As Calcutta anxiously awaited further news from Kabul, St Petersburg was endeavouring to restore its
amour propre
in Central Asia following the hurried departure of its mission from Afghanistan and the disappointing outcome of its recent war with Turkey. Nor had these been its only disappointments. Kashgar, on which it had long had its\ eye, had suddenly reverted to Chinese rule, together with the rest of Sinkiang. After years of procrastination, the Emperor had finally moved against Yakub Beg, dispatching a large army westwards with orders to recover the lost territories. The force, whose leisurely progress included the planting and harvesting of its own crops, took three years to reach its destination. On hearing of its approach, Yakub Beg hastily assembled a 17,000-strong army and set out eastwards to meet the Chinese. But this time they were more than a match for him. Following the rout of his army, he was forced to flee to Kashgar. There, in May 1877, to the relief of his subjects, he died. Some said it was from a stroke, others from poison. Whatever the truth, by December of that year Kashgar was safely back in the Emperor’s hands, and three powerful empires – those of Britain, Russia and China – now faced one another across the Pamirs. Only Hi and its principal town Kuldja remained in Russian hands.

This snatching of Kashgar from their grasp must have been a blow to the Russians, and particularly to Kaufman, the architect of the Tsar’s Central Asian empire. However, worse was to follow. During the recent war with Turkey, Kaufman’s plans for further expansion had been momentarily checked while his energies were directed towards getting ready the invasion force for its march on India. And yet it was quite evident, at least to the hawks in London and Calcutta, that Russian ambitions in Central Asia were still far from satisfied. Significantly, as Burnaby had noticed, their latest staff maps showed no southern frontier to the Tsar’s territories there. Sure enough, when the immediate threat of war with Britain faded, it became apparent that fresh moves were being planned. In the autumn of 1878, a Russian staff officer, Colonel N. L. Grodekov, rode from Tashkent via Samarkand and northern Afghanistan to Herat, carefully surveying the route. In Herat he carried out a thorough examination of the city’s defences, and claimed on his return that its inhabitants were eager for Russian rule. At the same time other Russian military explorers were busy surveying the Karakum desert and the Pamirs, while further east Colonel Nikolai Prejevalsky, accompanied by a Cossack escort, was endeavouring to reach Lhasa, the Tibetan capital, from the north.
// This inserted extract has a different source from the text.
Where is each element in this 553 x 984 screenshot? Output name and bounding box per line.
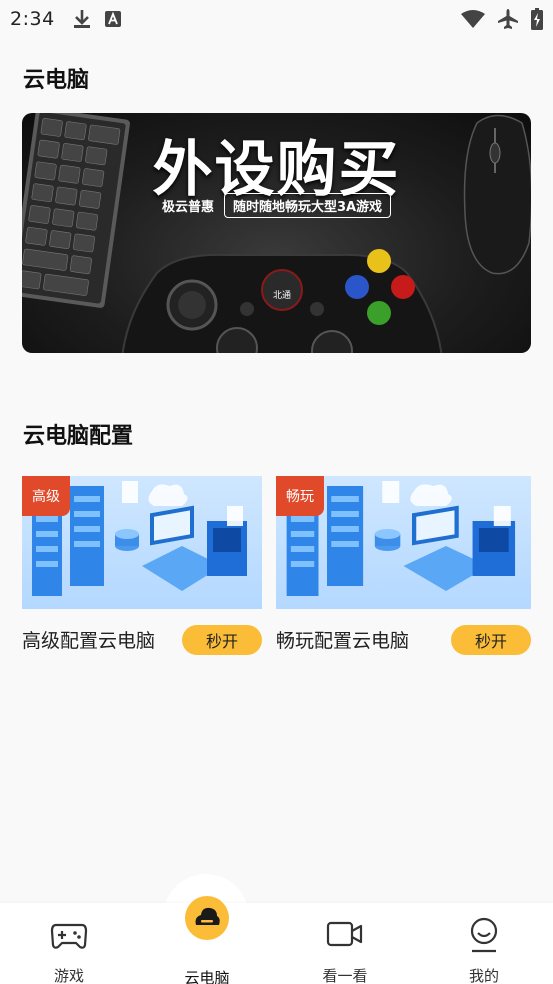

These renewed Russian activities were hardly calculated to add to the peace of mind of those responsible for the defence of India. Then, on September 9, 1879, St Petersburg made its first forward move in Central Asia since the annexation of Khokand four years earlier. This time the Russians struck against the great Turcoman stronghold of Geok-Tepe, on the southern edge of the Karakum desert, roughly half-way between the Caspian Sea and Merv. Their aim was to conquer this wild and lawless region, thereby stabilising their southern flank from Krasnovodsk to Merv, and eventually to construct a railway through it linking up with Bokhara, Samarkand and Tashkent. Used to fighting rabble armies of ill-led and untrained tribesmen, the Russians had not reckoned on the warlike qualities of the Turcomans. At first the Russians looked set to bombard the huge, mud-built fortress into submission with their artillery. But then, impatient for victory, they called off the guns and attempted to storm it with their infantry. The Turcomans, fighting for their lives, flung themselves on the Russians, whom they greatly outnumbered, forcing them to flee. Only with difficulty were the pursuing Turcomans beaten off, and the Russians able to retreat back across the desert towards Krasnovodsk. It was the worst defeat they had suffered in Central Asia since the ill-fated Khivan expedition of 1717. It also represented a shattering blow to Russian military prestige, and the general who had commanded the force was brought back to St Petersburg in disgrace. However, the bad news that month was not confined to the Russians, for four days earlier the British had received tidings every bit as alarming.